Questi giorni in Italia ci ritroviamo di nuovo di fronte al dramma del terremoto. Ci sta passando proprio vicino. Da L’Aquila a Modena. Ci ha ‘saltati’. Chi sa, forse la terra stessa vuole ricordarci la fragilità e la relatività di tante cose sulle quali poniamo le nostre sicurezze. I nostri fratelli buddisti usano la parola impermanenza. Per dire che non c’è nulla che dura per sempre, che permane in maniera indistruttibile e che ci tutela da ogni malanno, fisico o spirituale.
I don’t care non mi pare un gran programma di vita. Non mi pare ‘umano’.
Che ne dite se il vostro bambino vi rispondesse così? Non m’interessa quello che dici o quello che fai per me. Non me ne importa!
Cari genitori, cari insegnanti, e noi tutti che abbiamo il compito di aiutare i nostri bambini a crescere, il compito di ‘proteggerli’ da ciò che può fare loro del male… se non siamo svegli, i messaggi (= gli insegnamenti) che passano saranno quelli che trasmettono gli altri. E un bambino che dovesse pensare e agire guidato da I don’t care non è un bambino felice, né un bambino libero. È solo un bambino chiuso in se stesso. Un povero-bambino-egoista.
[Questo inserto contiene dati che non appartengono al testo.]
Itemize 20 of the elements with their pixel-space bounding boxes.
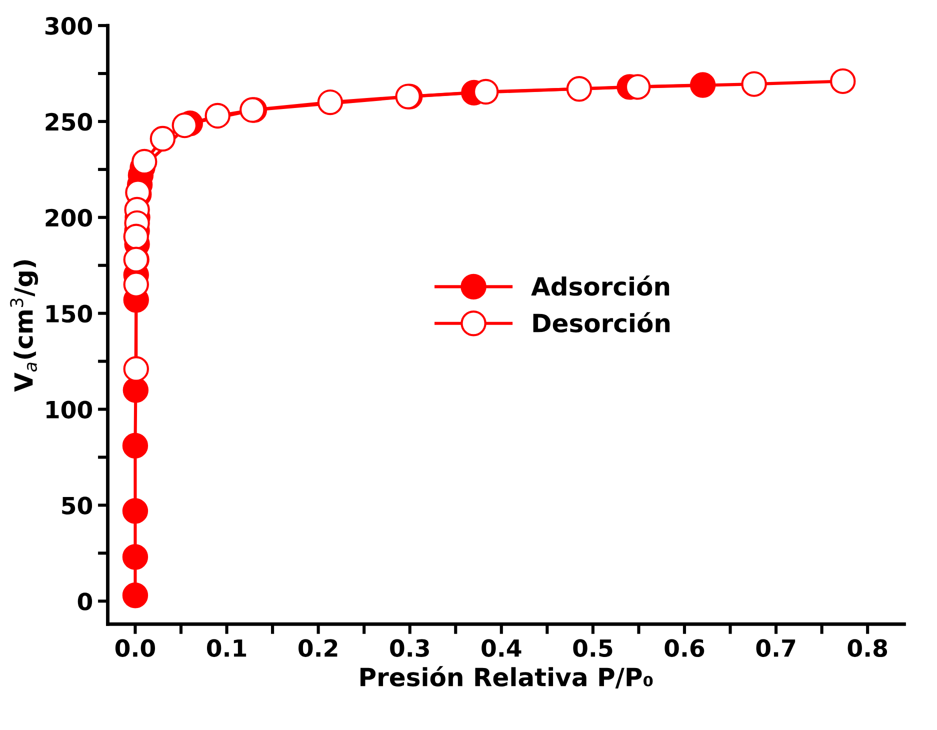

I don’t care, allora, possiamo anche buttarlo dal nostro vocabolario. Dal vocabolario della mente e del cuore. Possiamo anche provare a ritrovare per noi adulti, e passare ai nostri bambini, un buon I CARE – mi sta a cuore.
Ampliare il nostro campo visivo, farci prossimi con chi ha bisogno, prenderci cura della natura e delle persone, accorgerci quando un compagno di scuola o un amico ha bisogno di una mano, è semplicemente vivere da esseri umani. Da umani liberi e solidali.